The lyre is a common attribute of Apollo. In Hellenistic times, Apollo Helios became identified among Greeks with Helios, the personification of the Sun. In Latin texts, there was no conflation of Apollo with Sol among the classical Latin poets until 1st century CE.
The name Apollo is generally not found in the Linear B (Mycenean Greek) texts, although there is a possible attestation in the lacunose form. It has also been suggested that the name might actually read “Hyperion”.

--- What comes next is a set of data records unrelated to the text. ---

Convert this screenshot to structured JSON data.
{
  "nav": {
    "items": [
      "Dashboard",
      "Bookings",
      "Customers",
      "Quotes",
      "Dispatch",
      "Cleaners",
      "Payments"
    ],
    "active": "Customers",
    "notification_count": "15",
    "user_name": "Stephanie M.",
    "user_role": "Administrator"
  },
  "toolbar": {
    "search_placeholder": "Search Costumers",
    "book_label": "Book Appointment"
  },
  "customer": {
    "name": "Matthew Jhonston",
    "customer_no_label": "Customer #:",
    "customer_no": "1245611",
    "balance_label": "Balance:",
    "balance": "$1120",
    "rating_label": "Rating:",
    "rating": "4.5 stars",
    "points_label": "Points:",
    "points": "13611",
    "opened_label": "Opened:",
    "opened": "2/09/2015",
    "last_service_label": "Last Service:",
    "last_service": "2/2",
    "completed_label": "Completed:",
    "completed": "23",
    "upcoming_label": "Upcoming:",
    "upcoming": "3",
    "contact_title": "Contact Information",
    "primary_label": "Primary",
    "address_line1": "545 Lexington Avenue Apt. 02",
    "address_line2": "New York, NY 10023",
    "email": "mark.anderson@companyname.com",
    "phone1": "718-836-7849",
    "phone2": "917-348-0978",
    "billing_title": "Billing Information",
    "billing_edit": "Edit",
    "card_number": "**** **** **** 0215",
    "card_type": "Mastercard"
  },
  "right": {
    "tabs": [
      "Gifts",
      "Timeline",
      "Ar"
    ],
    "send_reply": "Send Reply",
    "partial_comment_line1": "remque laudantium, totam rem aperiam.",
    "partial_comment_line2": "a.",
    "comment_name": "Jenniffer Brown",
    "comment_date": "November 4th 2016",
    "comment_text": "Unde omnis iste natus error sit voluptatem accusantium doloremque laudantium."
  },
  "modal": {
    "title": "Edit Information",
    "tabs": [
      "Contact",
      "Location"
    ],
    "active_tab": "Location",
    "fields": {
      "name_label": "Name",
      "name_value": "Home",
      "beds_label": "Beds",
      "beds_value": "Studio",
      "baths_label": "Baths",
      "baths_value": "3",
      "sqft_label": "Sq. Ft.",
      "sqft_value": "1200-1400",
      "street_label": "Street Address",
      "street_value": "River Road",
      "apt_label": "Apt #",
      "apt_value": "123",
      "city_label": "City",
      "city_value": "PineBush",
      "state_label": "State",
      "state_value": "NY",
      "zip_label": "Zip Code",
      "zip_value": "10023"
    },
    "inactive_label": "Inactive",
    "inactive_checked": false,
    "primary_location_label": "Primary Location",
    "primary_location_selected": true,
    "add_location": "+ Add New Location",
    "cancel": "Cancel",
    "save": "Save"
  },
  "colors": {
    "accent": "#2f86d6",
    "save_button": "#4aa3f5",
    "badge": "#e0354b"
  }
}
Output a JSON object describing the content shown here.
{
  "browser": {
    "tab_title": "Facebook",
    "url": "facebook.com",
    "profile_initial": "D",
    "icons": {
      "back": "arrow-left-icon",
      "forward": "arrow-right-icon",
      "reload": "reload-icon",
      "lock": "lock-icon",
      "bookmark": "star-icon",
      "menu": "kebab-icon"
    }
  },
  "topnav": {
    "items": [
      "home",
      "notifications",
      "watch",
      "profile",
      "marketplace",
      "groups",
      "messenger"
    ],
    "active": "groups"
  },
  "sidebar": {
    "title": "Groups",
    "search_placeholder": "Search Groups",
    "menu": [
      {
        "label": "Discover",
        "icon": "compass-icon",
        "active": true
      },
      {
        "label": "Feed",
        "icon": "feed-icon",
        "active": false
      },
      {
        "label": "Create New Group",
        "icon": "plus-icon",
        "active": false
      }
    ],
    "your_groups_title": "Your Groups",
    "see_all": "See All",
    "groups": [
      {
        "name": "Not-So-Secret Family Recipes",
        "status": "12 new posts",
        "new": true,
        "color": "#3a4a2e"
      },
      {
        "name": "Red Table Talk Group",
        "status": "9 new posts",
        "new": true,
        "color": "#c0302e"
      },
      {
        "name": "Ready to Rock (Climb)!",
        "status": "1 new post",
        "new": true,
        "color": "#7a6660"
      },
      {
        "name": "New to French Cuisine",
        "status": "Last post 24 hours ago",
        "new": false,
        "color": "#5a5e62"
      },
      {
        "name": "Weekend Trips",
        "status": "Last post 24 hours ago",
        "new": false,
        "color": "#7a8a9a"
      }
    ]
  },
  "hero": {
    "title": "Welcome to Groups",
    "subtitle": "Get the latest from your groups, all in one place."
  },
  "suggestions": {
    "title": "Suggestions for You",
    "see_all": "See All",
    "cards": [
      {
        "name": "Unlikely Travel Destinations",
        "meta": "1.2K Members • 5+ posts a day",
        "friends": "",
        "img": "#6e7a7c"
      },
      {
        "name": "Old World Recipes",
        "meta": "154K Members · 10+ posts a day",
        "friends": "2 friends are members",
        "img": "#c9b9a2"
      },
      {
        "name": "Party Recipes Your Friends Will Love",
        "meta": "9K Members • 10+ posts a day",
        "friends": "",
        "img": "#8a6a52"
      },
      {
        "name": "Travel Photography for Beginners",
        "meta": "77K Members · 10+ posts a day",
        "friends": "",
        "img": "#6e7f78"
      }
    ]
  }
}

The etymology of the name is uncertain. It probably is a cognate to the Doric month Apellaios and the offerings apellaia at the initiation of the young men during the family-festival apellai.
The Greeks most often associated Apollo’s name with the Greek verb “to destroy”. Plato in Cratylus connects the name with apolysis, “redemption” and “purification”. Hesychius connects Apollo with the Doric term “assembly” so that Apollo would be the god of political life.
The Hittite form Apaliunas is attested in the Manapa-Tarhunta letter. The name of the Lydian god may reflect an earlier /kʷalyán-/ before palatalization, syncope, and the pre-Lydian sound change.
The cult centers of Apollo in Greece, Delphi and Delos date from the 8th century BCE. The Delos sanctuary was primarily dedicated to Artemis, Apollo’s twin sister. In Classical Greece he was the god of light and of music, but in popular religion he had a strong function to keep away evil.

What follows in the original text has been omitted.